Location Washington, DC
Size 522,000 ft²
Completed 2011
Program Trophy-class office building

The old Hecht Company Building at 575 Seventh Street in Washington, DC, is one of the East End’s preeminent architectural mainstays and now has the unique distinction of being the first Trophy Class office property in the city to achieve LEED Platinum certification for existing buildings. Originally built in 1924 by Jarvis Hunt, the Hecht Building forms the cornerstone of the present-day Terrell Place, a 522,000-square-foot, multiuse development made of the 650 F Street Tower, South Wing, and 575 Seventh Street wings in downtown DC.

In 2010, affiliates of Beacon Capital Partners and General Electric Pension Trust purchased Terrell Place, and soon engaged Cassidy Turley, a national company with local roots, to oversee its leasing and property management. After assuming management, Cassidy Turley supported its ownership’s goal to achieve LEED Platinum certification for the building by implementing energy-efficient initiatives and other sustainability efforts. The improvements would help Terrell Place maintain its role within the East End landscape while setting a precedent for large-scale, LEED-EB certifications in the city.


Owners Beacon Capital Partners, General Electric Pension Trust
Management Cassidy Turley
Retro-commissioning Global Facilities Solutions

“Our goal was to work with Cassidy Turley to find a cost-effective, nonintrusive way to improve the energy efficiency and sustainability within the building,” says Jeff Kovach, a managing director at Beacon. Evan Tyroler, vice president of Cassidy Turley, adds, “As part of the improvements, we worked closely with Beacon and created an aggressive energy-management plan that involved retro-commissioning of the existing building systems.” The energy solutions implemented at the building led to Energy Star certification for two consecutive years.

Because Terrell Place is a prominent downtown DC landmark, it had been well-preserved aesthetically, but it was important to take a detailed look at the operations of all systems compared to the intended design. “The in-depth retro-commissioning allowed the owner to assess and ensure that all systems in the building were running as efficiently as possible,” says Nicole Snarski, sustainability project coordinator at Cassidy Turley.

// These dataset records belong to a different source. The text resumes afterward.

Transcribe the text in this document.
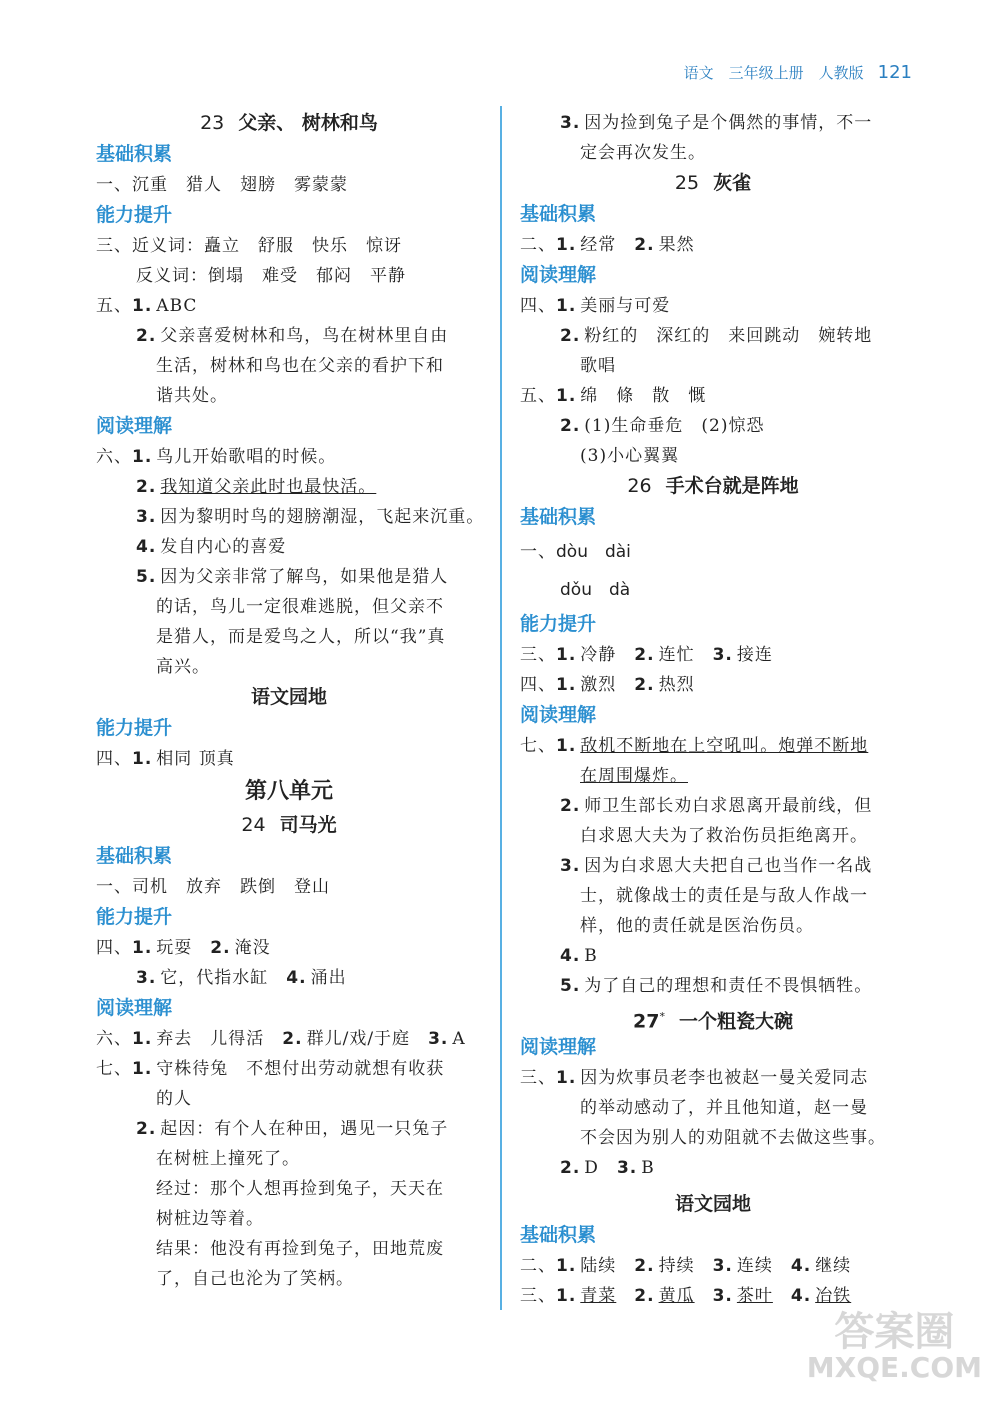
语文　三年级上册　人教版 121
23 父亲、 树林和鸟
基础积累
一、沉重　猎人　翅膀　雾蒙蒙
能力提升
三、近义词：矗立　舒服　快乐　惊讶
反义词：倒塌　难受　郁闷　平静
五、1. ABC
2. 父亲喜爱树林和鸟，鸟在树林里自由
生活，树林和鸟也在父亲的看护下和
谐共处。
阅读理解
六、1. 鸟儿开始歌唱的时候。
2. 我知道父亲此时也最快活。
3. 因为黎明时鸟的翅膀潮湿，飞起来沉重。
4. 发自内心的喜爱
5. 因为父亲非常了解鸟，如果他是猎人
的话，鸟儿一定很难逃脱，但父亲不
是猎人，而是爱鸟之人，所以“我”真
高兴。
语文园地
能力提升
四、1. 相同 顶真
第八单元
24 司马光
基础积累
一、司机　放弃　跌倒　登山
能力提升
四、1. 玩耍　2. 淹没
3. 它，代指水缸　4. 涌出
阅读理解
六、1. 弃去　儿得活　2. 群儿/戏/于庭　3. A
七、1. 守株待兔　不想付出劳动就想有收获
的人
2. 起因：有个人在种田，遇见一只兔子
在树桩上撞死了。
经过：那个人想再捡到兔子，天天在
树桩边等着。
结果：他没有再捡到兔子，田地荒废
了，自己也沦为了笑柄。
3. 因为捡到兔子是个偶然的事情，不一
定会再次发生。
25 灰雀
基础积累
二、1. 经常　2. 果然
阅读理解
四、1. 美丽与可爱
2. 粉红的　深红的　来回跳动　婉转地
歌唱
五、1. 绵　條　散　慨
2. (1)生命垂危　(2)惊恐
(3)小心翼翼
26 手术台就是阵地
基础积累
一、dòu　dài
dǒu　dà
能力提升
三、1. 冷静　2. 连忙　3. 接连
四、1. 激烈　2. 热烈
阅读理解
七、1. 敌机不断地在上空吼叫。炮弹不断地
在周围爆炸。
2. 师卫生部长劝白求恩离开最前线，但
白求恩大夫为了救治伤员拒绝离开。
3. 因为白求恩大夫把自己也当作一名战
士，就像战士的责任是与敌人作战一
样，他的责任就是医治伤员。
4. B
5. 为了自己的理想和责任不畏惧牺牲。
27* 一个粗瓷大碗
阅读理解
三、1. 因为炊事员老李也被赵一曼关爱同志
的举动感动了，并且他知道，赵一曼
不会因为别人的劝阻就不去做这些事。
2. D　3. B
语文园地
基础积累
二、1. 陆续　2. 持续　3. 连续　4. 继续
三、1. 青菜　 2. 黄瓜　 3. 茶叶　 4. 冶铁
答案圈
MXQE.COM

Cassidy Turley and Beacon partnered to develop an energy management program that made the 85-year-old building as efficient as possible.

Education also plays a major role in Beacon’s and Cassidy Turley’s LEED initiatives. The tenants at Terrell Place are not only understanding of the building’s sustainable goals but are active in articulating their own contributions. “Many of the tenants at Terrell Place are incredibly engaged with our efforts and, among other things, incorporate sustainability into their individual office practices,” Snarski says.


Certification LEED-EB Platinum
Energy Efficiency Retro-commissioned existing systems
Renewable Energy Renewable energy credits offset 100% of energy use
Water Updated water fixtures

Terrell Place is Beacon’s third LEED Platinum building in the country. “Beyond the environmental impacts,” explains Fred Seigel, president and chief operating officer of Beacon, “we believe that the LEED program rewards our tenants with better infrastructure, enhanced control of indoor climate conditions, more efficient use of energy and water resources, and more consistent operating expenses.”

Beacon enrolled Terrell Place in a renewable energy program, where 100 percent of the building’s energy consumption is offset through the purchase of renewable energy certificates, inputting an equal amount of sustainable wind energy into the national power grid and carbon offsets.

By implementing sustainability into the best practices of the building’s operations, Beacon Capital Partners and Cassidy Turley have been able to ensure the continued distinction of Terrell Place within its historic East End context. “Terrell Place’s LEED-EB Platinum certification has been a key project for Cassidy Turley and the City of Washington, DC,” Kovach says, “because it shows that even large trophy office buildings can achieve high-level LEED status.”